Le livre blanc de 1997 avait dès lors explicitement indiqué que le gouvernement travailliste prévoyait une refonte du découpage électoral. Si le nombre de députés écossais était alors calculé sur la base de la moyenne britannique, cela signifiait une perte de quatorze sièges. Néanmoins, l’Ecosse pouvait espérer un redécoupage plus favorable car le livre blanc précisait également que les considérations géographiques seraient prises en compte. Or, de vastes étendues du territoire écossais sont quasi-désertiques. L’article 86 du Scotland Act de 1998 amenda dès lors le Parliamentary Constituencies Act de 1986 de manière à supprimer la règle selon laquelle l’Ecosse devait jouir de l’existence de soixante-douze circonscriptions électorales et précisa de plus que les nouvelles circonscriptions devraient être basées sur la moyenne britannique. Le Royaume-Uni compte quatre commissions indépendantes, une pour chaque nation, chargées de conduire de nouvelles enquêtes pour effectuer un éventuel redécoupage électoral tous les huit ou douze ans en vertu du Parliamentary Constituencies Act. Or, le dernier rapport de la commission écossaise (Boundary Commission for Scotland) datait de 1994. Le gouvernement travailliste eut par conséquent la chance de profiter de la présence de soixante-douze députés pendant ses deux premiers mandats. Finalement, le rapport de décembre 2004 de la Boundary Commission for Scotland recommanda le découpage électoral de l’Ecosse en cinquante-huit circonscriptions comprenant près de soixante-dix mille électeurs chacune, à l’exception des îles (les Shetland, les Orcades et l’ancienne circonscription des Western Isles désormais rebaptisée Na h-Eileanan An Iar) ainsi que des circonscriptions des Hautes-Terres, compte tenu de l’isolement géographique. L’Ecosse est donc désormais représentée à Westminster de façon à peu près proportionnelle à son taux de population car elle détient 9% des sièges aux Communes avec 8,6% de la population britannique.
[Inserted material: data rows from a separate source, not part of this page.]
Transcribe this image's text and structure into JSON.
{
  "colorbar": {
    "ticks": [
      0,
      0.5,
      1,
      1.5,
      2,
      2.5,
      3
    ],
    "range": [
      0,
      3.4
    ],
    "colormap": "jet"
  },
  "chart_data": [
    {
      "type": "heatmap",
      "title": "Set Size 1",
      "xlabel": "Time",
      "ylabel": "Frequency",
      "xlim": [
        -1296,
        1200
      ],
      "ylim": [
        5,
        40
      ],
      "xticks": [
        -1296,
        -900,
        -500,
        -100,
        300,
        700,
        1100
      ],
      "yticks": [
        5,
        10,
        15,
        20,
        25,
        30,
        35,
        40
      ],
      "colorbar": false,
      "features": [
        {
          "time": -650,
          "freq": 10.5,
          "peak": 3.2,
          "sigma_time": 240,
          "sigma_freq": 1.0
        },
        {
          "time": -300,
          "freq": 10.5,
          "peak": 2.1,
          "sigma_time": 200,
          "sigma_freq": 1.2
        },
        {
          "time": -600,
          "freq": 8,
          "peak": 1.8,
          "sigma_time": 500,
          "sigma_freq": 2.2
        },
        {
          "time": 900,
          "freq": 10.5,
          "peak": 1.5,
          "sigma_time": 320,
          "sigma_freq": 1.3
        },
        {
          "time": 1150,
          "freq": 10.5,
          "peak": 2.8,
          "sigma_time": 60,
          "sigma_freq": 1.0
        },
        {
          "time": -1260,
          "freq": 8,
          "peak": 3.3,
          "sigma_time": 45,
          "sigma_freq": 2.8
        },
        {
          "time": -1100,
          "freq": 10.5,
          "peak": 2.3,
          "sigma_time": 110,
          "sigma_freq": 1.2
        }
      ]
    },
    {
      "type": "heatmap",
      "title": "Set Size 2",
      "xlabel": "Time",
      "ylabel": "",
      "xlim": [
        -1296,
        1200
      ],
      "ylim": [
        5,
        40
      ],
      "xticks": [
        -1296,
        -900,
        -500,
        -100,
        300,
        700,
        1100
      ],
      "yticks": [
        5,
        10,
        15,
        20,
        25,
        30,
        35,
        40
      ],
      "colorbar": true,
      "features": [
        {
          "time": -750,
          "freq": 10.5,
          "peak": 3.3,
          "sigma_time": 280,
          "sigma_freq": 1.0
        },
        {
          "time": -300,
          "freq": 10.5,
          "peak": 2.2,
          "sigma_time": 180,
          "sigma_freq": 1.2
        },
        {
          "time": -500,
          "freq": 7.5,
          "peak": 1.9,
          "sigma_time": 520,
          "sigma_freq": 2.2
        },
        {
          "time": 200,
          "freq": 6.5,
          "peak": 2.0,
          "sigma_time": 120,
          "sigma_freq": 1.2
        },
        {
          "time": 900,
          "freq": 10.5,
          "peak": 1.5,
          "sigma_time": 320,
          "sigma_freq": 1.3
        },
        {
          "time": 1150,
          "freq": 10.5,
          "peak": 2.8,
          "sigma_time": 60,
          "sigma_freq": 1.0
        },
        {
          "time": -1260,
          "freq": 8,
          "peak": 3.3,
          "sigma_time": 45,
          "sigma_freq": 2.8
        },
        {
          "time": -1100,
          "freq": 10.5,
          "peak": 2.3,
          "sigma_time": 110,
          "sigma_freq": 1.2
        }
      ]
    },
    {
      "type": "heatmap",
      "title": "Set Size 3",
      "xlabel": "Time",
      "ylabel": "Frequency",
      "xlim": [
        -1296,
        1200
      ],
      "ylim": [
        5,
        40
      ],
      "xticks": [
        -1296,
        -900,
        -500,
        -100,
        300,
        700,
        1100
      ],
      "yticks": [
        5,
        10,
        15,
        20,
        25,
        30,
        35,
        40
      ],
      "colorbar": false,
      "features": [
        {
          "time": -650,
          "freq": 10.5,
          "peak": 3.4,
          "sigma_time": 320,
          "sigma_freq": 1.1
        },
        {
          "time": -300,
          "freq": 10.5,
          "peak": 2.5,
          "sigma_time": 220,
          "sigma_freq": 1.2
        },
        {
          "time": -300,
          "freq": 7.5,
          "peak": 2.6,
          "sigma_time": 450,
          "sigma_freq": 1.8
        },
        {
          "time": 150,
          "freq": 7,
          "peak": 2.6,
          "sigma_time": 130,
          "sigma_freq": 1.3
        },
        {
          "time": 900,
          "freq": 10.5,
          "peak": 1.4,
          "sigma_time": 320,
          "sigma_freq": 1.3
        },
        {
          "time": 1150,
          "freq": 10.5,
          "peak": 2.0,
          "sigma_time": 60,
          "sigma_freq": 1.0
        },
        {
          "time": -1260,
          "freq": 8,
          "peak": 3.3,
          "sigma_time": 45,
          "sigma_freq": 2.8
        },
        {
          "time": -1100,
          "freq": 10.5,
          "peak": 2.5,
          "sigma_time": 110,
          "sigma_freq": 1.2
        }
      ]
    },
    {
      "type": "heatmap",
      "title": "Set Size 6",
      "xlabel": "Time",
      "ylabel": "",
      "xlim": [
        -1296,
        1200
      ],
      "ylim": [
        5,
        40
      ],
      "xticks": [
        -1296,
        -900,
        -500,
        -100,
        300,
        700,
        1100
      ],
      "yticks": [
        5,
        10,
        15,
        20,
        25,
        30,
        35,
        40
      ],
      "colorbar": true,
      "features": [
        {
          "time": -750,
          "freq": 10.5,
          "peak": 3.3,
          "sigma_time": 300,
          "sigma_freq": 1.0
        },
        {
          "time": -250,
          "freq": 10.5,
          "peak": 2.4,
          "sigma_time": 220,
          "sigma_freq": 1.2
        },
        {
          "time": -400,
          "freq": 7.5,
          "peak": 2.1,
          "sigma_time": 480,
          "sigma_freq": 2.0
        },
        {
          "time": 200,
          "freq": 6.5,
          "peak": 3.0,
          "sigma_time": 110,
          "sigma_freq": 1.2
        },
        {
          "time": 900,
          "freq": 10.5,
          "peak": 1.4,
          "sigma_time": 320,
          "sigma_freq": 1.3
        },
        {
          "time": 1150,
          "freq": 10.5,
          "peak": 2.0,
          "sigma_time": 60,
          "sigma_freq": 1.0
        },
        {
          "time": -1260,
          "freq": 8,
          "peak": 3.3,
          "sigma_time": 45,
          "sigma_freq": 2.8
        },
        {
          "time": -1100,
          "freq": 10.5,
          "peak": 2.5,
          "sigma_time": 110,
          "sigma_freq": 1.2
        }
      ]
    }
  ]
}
Si la réduction du nombre de députés écossais à Westminster ne connut que peu d’opposition, sa contrepartie fut néanmoins controversée. En effet, la réduction du nombre de sièges écossais, étant basée sur un redécoupage des circonscriptions électorales, devait entraîner de facto une réduction proportionnelle du nombre de députés au Parlement d’Edimbourg. Les soixante-treize sièges de circonscription au Parlement écossais correspondent aux soixante-douze sièges de circonscription de Westminster, excepté dans le cas des îles Orcades et Shetland scindées en deux circonscriptions. Un redécoupage des circonscriptions électorales en cinquante-huit circonscriptions pour les élections législatives signifierait également une réduction du nombre de députés au Parlement écossais. En outre, l’annexe 1 du Scotland Act de 1998 stipule que le nombre de sièges régionaux au Parlement écossais doit toujours rester proportionnel au nombre de sièges de circonscription dans la proportion de cinquante-six contre soixante-treize. Cela signifierait que dans le cas d’un redécoupage des circonscriptions électorales, le Parlement ne disposerait plus que de cinquante-neuf sièges de circonscription et quarante-cinq sièges régionaux, soit cent quatre sièges seulement au lieu de cent vingt-neuf.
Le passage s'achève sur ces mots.